Ferrari Raffaele, Ryten Mina, Simone Roberto, Trabzuni Daniah, Nicolaou Nayia, Hondhamuni Geshanthi, Ramasamy Adaikalavan, Vandrovcova Jana, Weale Michael E, Lees Andrew J, Momeni Parastoo, Hardy John, de Silva Rohan
Laboratory of Neurogenetics, Department of Internal Medicine, Texas Tech University Health Sciences Center, Lubbock, TX, USA; Reta Lila Weston Institute, UCL Institute of Neurology, London, UK; Department of Molecular Neuroscience, UCL Institute of Neurology, London, UK.
Department of Molecular Neuroscience, UCL Institute of Neurology, London, UK.
Neurobiol Aging. 2014 Jun;35(6):1514.e1-12. doi: 10.1016/j.neurobiolaging.2014.01.010. Epub 2014 Jan 13.
Progressive supranuclear palsy is a rare parkinsonian disorder with characteristic neurofibrillary pathology consisting of hyperphosphorylated tau protein. Common variation defining the microtubule associated protein tau gene (MAPT) H1 haplotype strongly contributes to disease risk. A recent genome-wide association study (GWAS) revealed 3 novel risk loci on chromosomes 1, 2, and 3 that primarily implicate STX6, EIF2AK3, and MOBP, respectively. Genetic associations, however, rarely lead to direct identification of the relevant functional allele. More often, they are in linkage disequilibrium with the causative polymorphism(s) that could be a coding change or affect gene expression regulatory motifs. To identify any such changes, we sequenced all coding exons of those genes directly implicated by the associations in progressive supranuclear palsy cases and analyzed regional gene expression data from control brains to identify expression quantitative trait loci within 1 Mb of the risk loci. Although we did not find any coding variants underlying the associations, GWAS-associated single-nucleotide polymorphisms at these loci are in complete linkage disequilibrium with haplotypes that completely overlap with the respective genes. Although implication of EIF2AK3 and MOBP could not be fully assessed, we show that the GWAS single-nucleotide polymorphism rs1411478 (STX6) is a strong expression quantitative trait locus with significantly lower expression of STX6 in white matter in carriers of the risk allele.

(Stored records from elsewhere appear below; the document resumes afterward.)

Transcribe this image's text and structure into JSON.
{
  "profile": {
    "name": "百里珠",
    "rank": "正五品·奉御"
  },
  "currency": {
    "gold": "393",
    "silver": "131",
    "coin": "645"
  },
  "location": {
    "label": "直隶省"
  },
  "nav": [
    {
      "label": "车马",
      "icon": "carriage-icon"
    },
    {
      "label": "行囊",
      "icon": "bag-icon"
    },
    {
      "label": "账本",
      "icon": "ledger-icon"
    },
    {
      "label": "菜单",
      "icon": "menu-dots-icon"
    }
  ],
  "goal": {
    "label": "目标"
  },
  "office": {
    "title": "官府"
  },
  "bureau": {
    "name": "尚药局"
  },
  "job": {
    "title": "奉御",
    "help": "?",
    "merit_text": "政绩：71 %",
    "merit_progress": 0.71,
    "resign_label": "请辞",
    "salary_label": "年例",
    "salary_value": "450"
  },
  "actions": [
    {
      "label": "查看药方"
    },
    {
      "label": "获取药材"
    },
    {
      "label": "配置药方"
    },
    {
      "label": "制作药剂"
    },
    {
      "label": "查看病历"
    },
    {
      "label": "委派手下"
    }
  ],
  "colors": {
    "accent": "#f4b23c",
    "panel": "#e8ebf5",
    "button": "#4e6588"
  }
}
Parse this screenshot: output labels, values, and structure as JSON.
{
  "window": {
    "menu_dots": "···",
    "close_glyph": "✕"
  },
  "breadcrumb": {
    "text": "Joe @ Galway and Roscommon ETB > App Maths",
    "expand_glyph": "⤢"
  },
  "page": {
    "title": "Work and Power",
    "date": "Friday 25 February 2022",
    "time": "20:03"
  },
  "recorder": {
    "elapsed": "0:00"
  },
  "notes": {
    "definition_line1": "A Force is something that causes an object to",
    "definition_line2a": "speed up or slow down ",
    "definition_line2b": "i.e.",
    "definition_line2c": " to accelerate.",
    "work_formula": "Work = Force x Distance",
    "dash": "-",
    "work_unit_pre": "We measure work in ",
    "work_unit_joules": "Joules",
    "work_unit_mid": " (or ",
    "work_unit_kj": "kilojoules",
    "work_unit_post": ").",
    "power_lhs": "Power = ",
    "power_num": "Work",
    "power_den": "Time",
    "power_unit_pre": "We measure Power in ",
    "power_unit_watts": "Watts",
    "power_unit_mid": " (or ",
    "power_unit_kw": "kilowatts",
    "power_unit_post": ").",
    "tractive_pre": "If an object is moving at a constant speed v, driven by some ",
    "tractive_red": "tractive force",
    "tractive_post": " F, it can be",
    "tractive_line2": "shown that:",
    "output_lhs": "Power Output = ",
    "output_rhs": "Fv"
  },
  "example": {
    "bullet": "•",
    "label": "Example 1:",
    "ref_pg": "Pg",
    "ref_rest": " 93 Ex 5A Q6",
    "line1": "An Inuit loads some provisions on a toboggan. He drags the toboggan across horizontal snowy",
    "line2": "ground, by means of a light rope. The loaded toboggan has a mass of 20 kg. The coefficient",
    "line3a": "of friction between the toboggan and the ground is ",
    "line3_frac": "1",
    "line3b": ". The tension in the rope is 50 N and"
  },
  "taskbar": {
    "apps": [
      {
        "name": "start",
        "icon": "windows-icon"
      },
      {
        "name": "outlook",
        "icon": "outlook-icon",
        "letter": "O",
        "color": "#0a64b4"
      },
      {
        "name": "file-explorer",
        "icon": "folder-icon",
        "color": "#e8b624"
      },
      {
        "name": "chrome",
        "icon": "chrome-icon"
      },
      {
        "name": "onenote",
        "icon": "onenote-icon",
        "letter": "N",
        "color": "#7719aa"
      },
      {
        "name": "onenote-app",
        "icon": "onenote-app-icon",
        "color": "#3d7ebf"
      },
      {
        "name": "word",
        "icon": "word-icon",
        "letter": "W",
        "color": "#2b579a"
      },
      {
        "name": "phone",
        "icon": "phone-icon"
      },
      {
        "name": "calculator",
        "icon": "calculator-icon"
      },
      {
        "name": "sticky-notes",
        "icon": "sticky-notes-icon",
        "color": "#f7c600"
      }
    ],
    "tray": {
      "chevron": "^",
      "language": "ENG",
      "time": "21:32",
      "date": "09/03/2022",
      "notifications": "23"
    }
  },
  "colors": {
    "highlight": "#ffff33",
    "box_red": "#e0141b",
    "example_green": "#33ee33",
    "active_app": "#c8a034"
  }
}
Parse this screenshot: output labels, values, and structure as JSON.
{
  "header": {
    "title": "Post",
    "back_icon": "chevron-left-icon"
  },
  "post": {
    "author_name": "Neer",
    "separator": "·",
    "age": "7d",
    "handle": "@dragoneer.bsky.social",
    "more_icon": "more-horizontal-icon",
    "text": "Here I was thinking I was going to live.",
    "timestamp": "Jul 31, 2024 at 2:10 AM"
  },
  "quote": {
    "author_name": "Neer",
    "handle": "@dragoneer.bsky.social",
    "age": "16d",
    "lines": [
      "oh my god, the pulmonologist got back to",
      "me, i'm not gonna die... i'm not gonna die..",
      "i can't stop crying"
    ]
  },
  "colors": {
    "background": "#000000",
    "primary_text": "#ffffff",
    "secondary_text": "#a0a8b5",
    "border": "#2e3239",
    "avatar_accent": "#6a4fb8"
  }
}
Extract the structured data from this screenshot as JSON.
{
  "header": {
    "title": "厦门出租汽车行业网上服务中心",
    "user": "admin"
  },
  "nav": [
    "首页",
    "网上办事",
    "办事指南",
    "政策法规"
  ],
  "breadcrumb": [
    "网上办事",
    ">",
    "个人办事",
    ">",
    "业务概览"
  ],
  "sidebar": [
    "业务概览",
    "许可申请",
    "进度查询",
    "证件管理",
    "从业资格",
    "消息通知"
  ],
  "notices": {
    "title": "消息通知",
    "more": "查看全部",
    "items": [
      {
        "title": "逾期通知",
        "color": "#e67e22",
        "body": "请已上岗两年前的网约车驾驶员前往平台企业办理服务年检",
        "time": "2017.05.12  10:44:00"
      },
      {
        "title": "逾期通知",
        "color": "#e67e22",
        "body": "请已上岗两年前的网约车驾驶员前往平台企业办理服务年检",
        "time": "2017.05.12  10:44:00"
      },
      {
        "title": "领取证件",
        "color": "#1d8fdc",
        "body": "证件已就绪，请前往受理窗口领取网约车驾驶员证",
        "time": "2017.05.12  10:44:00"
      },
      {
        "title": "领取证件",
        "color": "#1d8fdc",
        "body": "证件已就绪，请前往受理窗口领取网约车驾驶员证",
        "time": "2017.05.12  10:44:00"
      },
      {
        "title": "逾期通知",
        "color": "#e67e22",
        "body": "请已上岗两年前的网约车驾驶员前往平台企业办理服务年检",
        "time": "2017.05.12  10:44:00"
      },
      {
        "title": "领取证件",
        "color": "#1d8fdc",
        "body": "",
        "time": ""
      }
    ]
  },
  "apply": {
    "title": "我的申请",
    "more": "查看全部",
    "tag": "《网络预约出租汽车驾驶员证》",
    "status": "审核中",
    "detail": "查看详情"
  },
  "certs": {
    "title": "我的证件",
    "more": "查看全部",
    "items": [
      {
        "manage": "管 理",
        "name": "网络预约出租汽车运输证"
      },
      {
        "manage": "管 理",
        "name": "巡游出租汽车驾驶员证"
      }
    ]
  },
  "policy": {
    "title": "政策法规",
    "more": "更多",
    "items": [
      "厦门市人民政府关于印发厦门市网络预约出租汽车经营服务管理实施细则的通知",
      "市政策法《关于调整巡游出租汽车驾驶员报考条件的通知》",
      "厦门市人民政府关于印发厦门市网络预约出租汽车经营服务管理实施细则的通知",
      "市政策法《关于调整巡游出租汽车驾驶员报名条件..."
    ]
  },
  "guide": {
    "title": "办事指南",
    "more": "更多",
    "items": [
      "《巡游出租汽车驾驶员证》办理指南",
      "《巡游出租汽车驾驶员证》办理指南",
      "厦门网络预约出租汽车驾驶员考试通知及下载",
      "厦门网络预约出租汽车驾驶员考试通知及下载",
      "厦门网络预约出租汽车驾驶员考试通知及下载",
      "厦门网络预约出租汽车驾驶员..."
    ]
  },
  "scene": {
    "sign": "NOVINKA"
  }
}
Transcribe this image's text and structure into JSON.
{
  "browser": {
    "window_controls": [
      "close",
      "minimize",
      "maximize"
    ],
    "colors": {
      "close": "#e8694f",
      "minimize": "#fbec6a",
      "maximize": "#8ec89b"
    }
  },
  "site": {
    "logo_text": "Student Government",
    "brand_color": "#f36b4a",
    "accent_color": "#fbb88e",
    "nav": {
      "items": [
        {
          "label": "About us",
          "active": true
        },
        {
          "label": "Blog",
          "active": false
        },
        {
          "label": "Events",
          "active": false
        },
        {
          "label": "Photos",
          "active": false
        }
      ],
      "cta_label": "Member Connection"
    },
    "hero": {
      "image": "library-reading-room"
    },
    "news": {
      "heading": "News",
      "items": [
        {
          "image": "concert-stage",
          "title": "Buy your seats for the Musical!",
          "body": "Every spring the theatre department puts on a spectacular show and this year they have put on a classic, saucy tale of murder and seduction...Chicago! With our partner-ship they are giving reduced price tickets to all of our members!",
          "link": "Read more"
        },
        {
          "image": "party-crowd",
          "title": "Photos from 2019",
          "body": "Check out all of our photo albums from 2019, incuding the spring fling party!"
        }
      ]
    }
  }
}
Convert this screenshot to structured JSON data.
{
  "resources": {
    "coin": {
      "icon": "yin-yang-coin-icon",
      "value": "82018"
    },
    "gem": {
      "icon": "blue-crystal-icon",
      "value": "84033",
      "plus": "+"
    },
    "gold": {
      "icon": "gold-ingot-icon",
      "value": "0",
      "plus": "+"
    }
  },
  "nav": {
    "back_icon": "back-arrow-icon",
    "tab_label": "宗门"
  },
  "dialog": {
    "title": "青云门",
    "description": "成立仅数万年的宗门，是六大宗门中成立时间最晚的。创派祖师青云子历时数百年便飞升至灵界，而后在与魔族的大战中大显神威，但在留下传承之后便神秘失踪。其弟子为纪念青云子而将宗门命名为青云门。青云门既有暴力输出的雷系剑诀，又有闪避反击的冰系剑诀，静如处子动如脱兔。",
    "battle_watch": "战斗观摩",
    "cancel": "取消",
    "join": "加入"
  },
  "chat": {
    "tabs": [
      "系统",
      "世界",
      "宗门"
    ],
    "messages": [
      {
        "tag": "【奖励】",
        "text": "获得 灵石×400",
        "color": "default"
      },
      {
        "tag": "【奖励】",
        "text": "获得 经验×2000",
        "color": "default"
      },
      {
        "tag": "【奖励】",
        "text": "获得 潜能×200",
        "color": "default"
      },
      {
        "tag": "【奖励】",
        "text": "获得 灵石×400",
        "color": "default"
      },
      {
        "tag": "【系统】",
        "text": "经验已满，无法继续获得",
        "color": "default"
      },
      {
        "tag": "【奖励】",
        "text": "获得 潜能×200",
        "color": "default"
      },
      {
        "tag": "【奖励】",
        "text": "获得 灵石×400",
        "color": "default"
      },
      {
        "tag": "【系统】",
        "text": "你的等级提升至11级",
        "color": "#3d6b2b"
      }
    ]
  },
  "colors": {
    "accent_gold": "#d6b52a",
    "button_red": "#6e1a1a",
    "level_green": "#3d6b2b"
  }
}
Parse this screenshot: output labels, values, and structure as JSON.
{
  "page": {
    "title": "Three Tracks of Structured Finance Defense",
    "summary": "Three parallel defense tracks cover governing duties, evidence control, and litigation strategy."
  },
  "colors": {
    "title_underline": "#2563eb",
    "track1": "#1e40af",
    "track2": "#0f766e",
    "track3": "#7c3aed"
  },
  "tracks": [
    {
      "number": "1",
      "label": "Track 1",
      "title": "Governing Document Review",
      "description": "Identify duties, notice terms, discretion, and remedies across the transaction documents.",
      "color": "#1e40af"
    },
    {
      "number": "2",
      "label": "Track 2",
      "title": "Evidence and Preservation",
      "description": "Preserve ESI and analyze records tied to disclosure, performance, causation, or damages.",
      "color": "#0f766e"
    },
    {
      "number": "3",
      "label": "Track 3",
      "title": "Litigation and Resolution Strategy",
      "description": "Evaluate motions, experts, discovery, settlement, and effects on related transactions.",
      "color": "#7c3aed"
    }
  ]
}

进行性核上性麻痹是一种罕见的帕金森氏症,具有由高度磷酸化的tau蛋白组成的特征性神经原纤维病理改变。定义微管相关蛋白tau基因(MAPT)H1单倍型的常见变异对疾病风险有很大影响。最近的一项全基因组关联研究(GWAS)在1号、2号和3号染色体上发现了3个新的风险位点,分别主要涉及STX6、EIF2AK3和MOBP。然而,基因关联很少能直接确定相关的功能等位基因。更常见的情况是,它们与可能是编码改变或影响基因表达调控基序的致病多态性处于连锁不平衡状态。为了识别任何此类变化,我们对进行性核上性麻痹病例中关联直接涉及的那些基因的所有编码外显子进行了测序,并分析了来自对照大脑的区域基因表达数据,以识别风险位点1 Mb范围内的表达数量性状位点。尽管我们没有发现这些关联背后的任何编码变异,但这些位点上与GWAS相关的单核苷酸多态性与与各自基因完全重叠的单倍型处于完全连锁不平衡状态。尽管无法全面评估EIF2AK3和MOBP的影响,但我们表明GWAS单核苷酸多态性rs1411478(STX6)是一个强大的表达数量性状位点,在风险等位基因携带者的白质中STX6的表达显著降低。